Comment by mkaic
1 year ago
I strongly enjoy the simplicity of their "minGRU" architecture. It's basically just:
class MinGRU(nn.Module):
def __init__(self, token_size, hidden_state_size):
self.token_to_proposal = nn.Linear(token_size, hidden_size)
self.token_to_mix_factors = nn.Linear(token_size, hidden_size)
def forward(self, previous_hidden_state, current_token):
proposed_hidden_state = self.token_to_proposal(current_token)
mix_factors = torch.sigmoid(self.token_to_mix_factors(current_token))
return torch.lerp(proposed_hidden_state, previous_hidden_state, mix_factors)
And since the proposed hidden states and mix factors for each layer are both only dependent on the current token, you can compute all of them in parallel if you know the whole sequence ahead of time (like during training), and then combine them in linear time using parallel scan.
The fact that this is competitive with transformers and state-space models in their small-scale experiments is gratifying to the "best PRs are the ones that delete code" side of me. That said, we won't know for sure if this is a capital-B Breakthrough until someone tries scaling it up to parameter and data counts comparable to SOTA models.
One detail I found really interesting is that they seem to do all their calculations in log-space, according to the Appendix. They say it's for numerical stability, which is curious to me—I'm not sure I have a good intuition for why running everything in log-space makes the model more stable. Is it because they removed the tanh from the output, making it possible for values to explode if calculations are done in linear space?
EDIT: Another thought—it's kind of fascinating that this sort of sequence modeling works at all. It's like if I gave you all the pages of a book individually torn out and in a random order, and asked you to try to make a vector representation for each page as well as instructions for how to mix that vector with the vector representing all previous pages — except you have zero knowledge of those previous pages. Then, I take all your page vectors, sequentially mix them together in-order, and grade you based on how good of a whole-book summary the final vector represents. Wild stuff.
FURTHER EDIT: Yet another thought—right now, they're just using two dense linear layers to transform the token into the proposed hidden state and the lerp mix factors. I'm curious what would happen if you made those transforms MLPs instead of singular linear layers.
This architecture, on the surface, seems to preclude the basic function of recognizing sequences of tokens. At the very least, it seems like it should suffer from something like the pumping lemma: if [the ][cat ][is ][black ] results in the output getting close to a certain vector, [the ][cat ][is ][black ][the ][cat ][is ][black ][the ][cat ][is ][black ] should get even closer to that vector and nowhere close to a "why did you just repeat the same sentence three times" vector?
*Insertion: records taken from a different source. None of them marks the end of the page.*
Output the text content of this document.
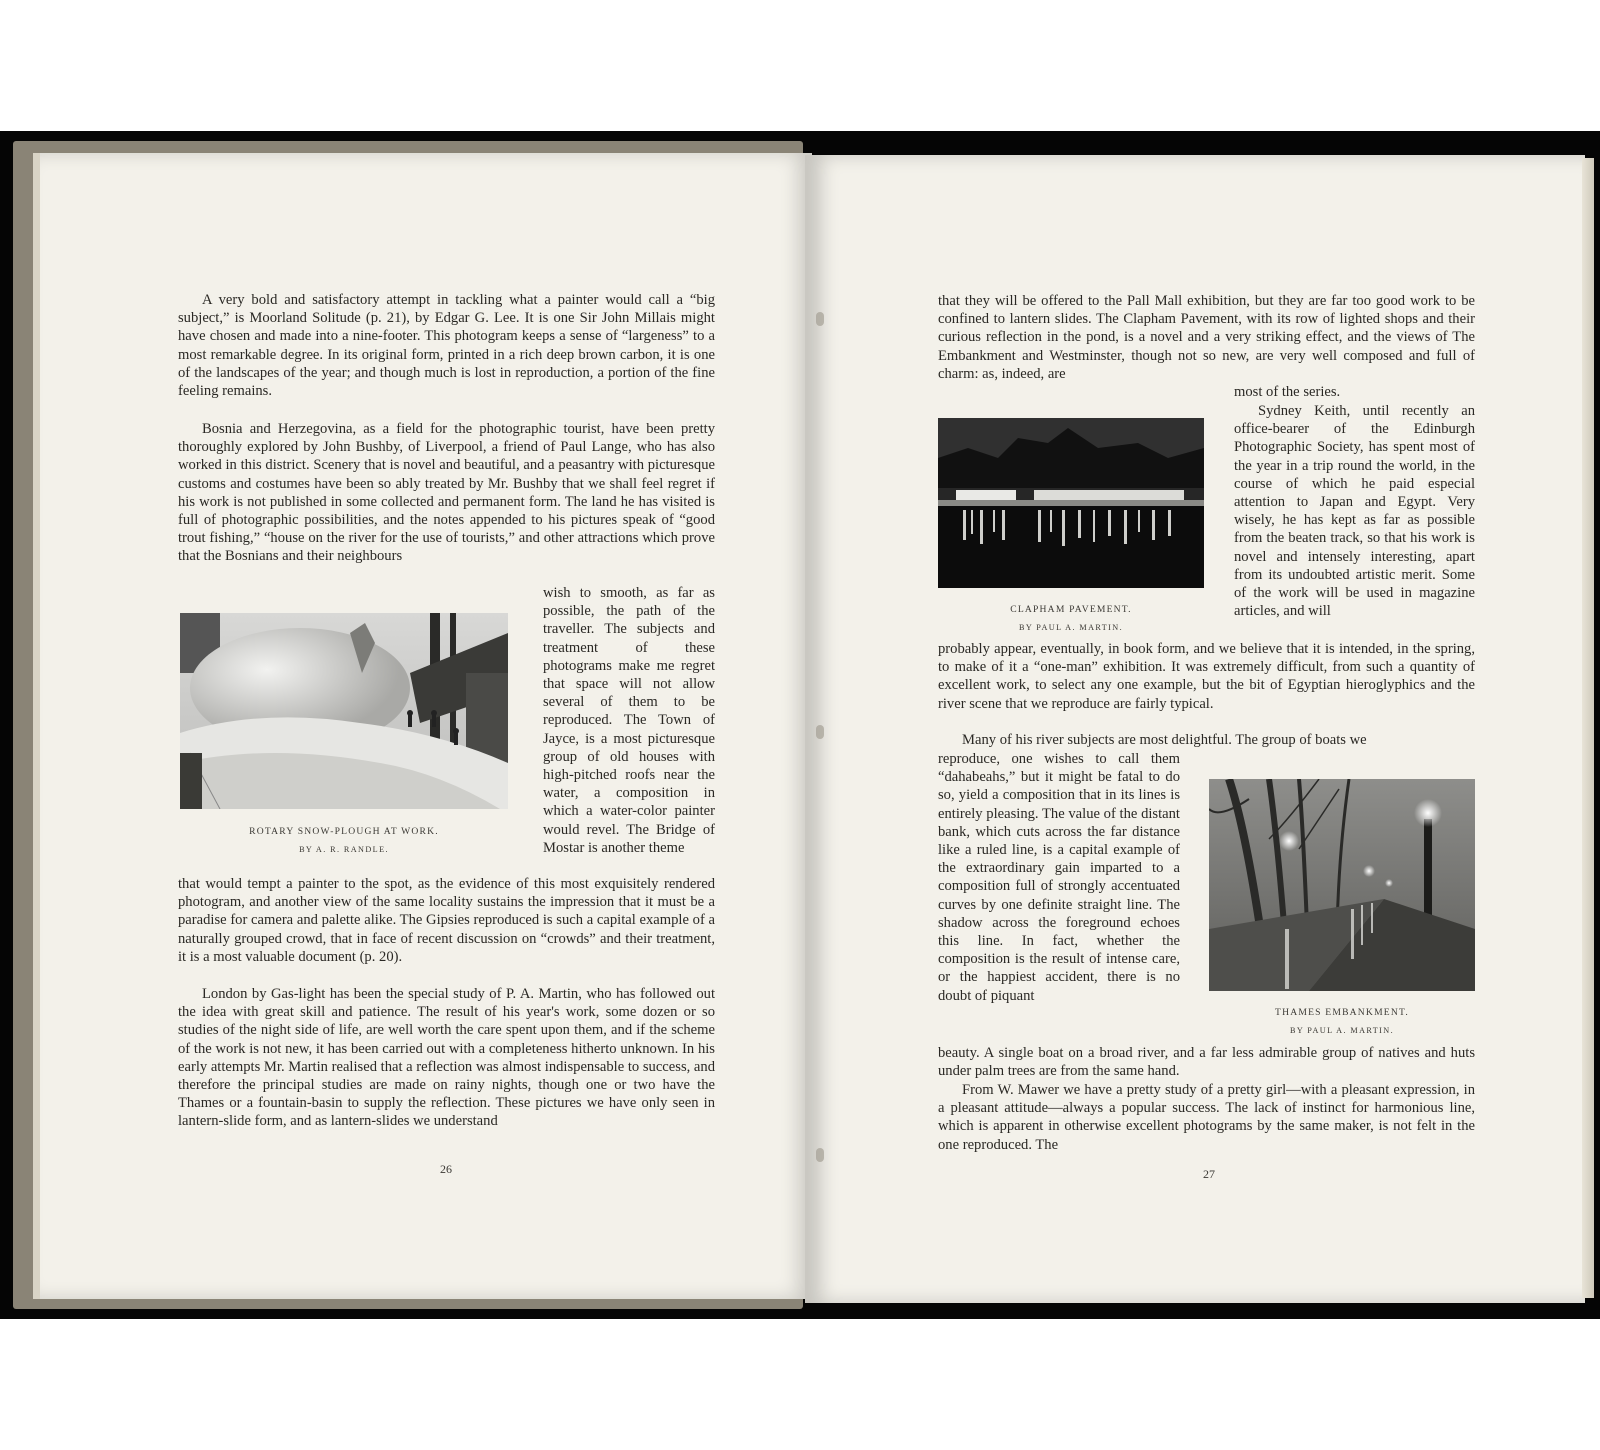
A very bold and satisfactory attempt in tackling what a painter would call a “big subject,” is Moorland Solitude (p. 21), by Edgar G. Lee. It is one Sir John Millais might have chosen and made into a nine-footer. This photogram keeps a sense of “largeness” to a most remarkable degree. In its original form, printed in a rich deep brown carbon, it is one of the landscapes of the year; and though much is lost in reproduction, a portion of the fine feeling remains.

Bosnia and Herzegovina, as a field for the photographic tourist, have been pretty thoroughly explored by John Bushby, of Liverpool, a friend of Paul Lange, who has also worked in this district. Scenery that is novel and beautiful, and a peasantry with picturesque customs and costumes have been so ably treated by Mr. Bushby that we shall feel regret if his work is not published in some collected and permanent form. The land he has visited is full of photographic possibilities, and the notes appended to his pictures speak of “good trout fishing,” “house on the river for the use of tourists,” and other attractions which prove that the Bosnians and their neighbours

ROTARY SNOW-PLOUGH AT WORK.
BY A. R. RANDLE.

wish to smooth, as far as possible, the path of the traveller. The subjects and treatment of these photograms make me regret that space will not allow several of them to be reproduced. The Town of Jayce, is a most picturesque group of old houses with high-pitched roofs near the water, a composition in which a water-color painter would revel. The Bridge of Mostar is another theme

that would tempt a painter to the spot, as the evidence of this most exquisitely rendered photogram, and another view of the same locality sustains the impression that it must be a paradise for camera and palette alike. The Gipsies reproduced is such a capital example of a naturally grouped crowd, that in face of recent discussion on “crowds” and their treatment, it is a most valuable document (p. 20).

London by Gas-light has been the special study of P. A. Martin, who has followed out the idea with great skill and patience. The result of his year's work, some dozen or so studies of the night side of life, are well worth the care spent upon them, and if the scheme of the work is not new, it has been carried out with a completeness hitherto unknown. In his early attempts Mr. Martin realised that a reflection was almost indispensable to success, and therefore the principal studies are made on rainy nights, though one or two have the Thames or a fountain-basin to supply the reflection. These pictures we have only seen in lantern-slide form, and as lantern-slides we understand

26

that they will be offered to the Pall Mall exhibition, but they are far too good work to be confined to lantern slides. The Clapham Pavement, with its row of lighted shops and their curious reflection in the pond, is a novel and a very striking effect, and the views of The Embankment and Westminster, though not so new, are very well composed and full of charm: as, indeed, are

CLAPHAM PAVEMENT.
BY PAUL A. MARTIN.

most of the series.

Sydney Keith, until recently an office-bearer of the Edinburgh Photographic Society, has spent most of the year in a trip round the world, in the course of which he paid especial attention to Japan and Egypt. Very wisely, he has kept as far as possible from the beaten track, so that his work is novel and intensely interesting, apart from its undoubted artistic merit. Some of the work will be used in magazine articles, and will

probably appear, eventually, in book form, and we believe that it is intended, in the spring, to make of it a “one-man” exhibition. It was extremely difficult, from such a quantity of excellent work, to select any one example, but the bit of Egyptian hieroglyphics and the river scene that we reproduce are fairly typical.

Many of his river subjects are most delightful. The group of boats we

reproduce, one wishes to call them “dahabeahs,” but it might be fatal to do so, yield a composition that in its lines is entirely pleasing. The value of the distant bank, which cuts across the far distance like a ruled line, is a capital example of the extraordinary gain imparted to a composition full of strongly accentuated curves by one definite straight line. The shadow across the foreground echoes this line. In fact, whether the composition is the result of intense care, or the happiest accident, there is no doubt of piquant

THAMES EMBANKMENT.
BY PAUL A. MARTIN.

beauty. A single boat on a broad river, and a far less admirable group of natives and huts under palm trees are from the same hand.

From W. Mawer we have a pretty study of a pretty girl—with a pleasant expression, in a pleasant attitude—always a popular success. The lack of instinct for harmonious line, which is apparent in otherwise excellent photograms by the same maker, is not felt in the one reproduced. The

27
Without non-linear mixing between input token and hidden state, there will be a lot of linear similarities between similar token sequences...
Counterpoint: the hidden state at the beginning of ([the][cat][is][black]) x 3 is (probably) initialized to all zeros, but after seeing those first 4 tokens, it will not be all zeros. Thus, going into the second repetition of the sentence, the model has a different initial hidden state, and should exhibit different behavior. I think this makes it possible for the model to learn to recognize repeated sequences and avoid your proposed pitfall.
The new hidden state after the first repetition will just be a linear combination between zero and what the non-recurring network outputs. After more repetitions, it will be closer to what the network outputs.
I don't think it's a capital-B Breakthrough, but recurrent networks are everywhere, and a simplification that improved training and performance clears the stage to build back complexity up again to even higher hights.
Log space is important if the token probabilities span a large range of values (powers). There is a reason that maximum likelihood fitting is always performed with log likelihoods.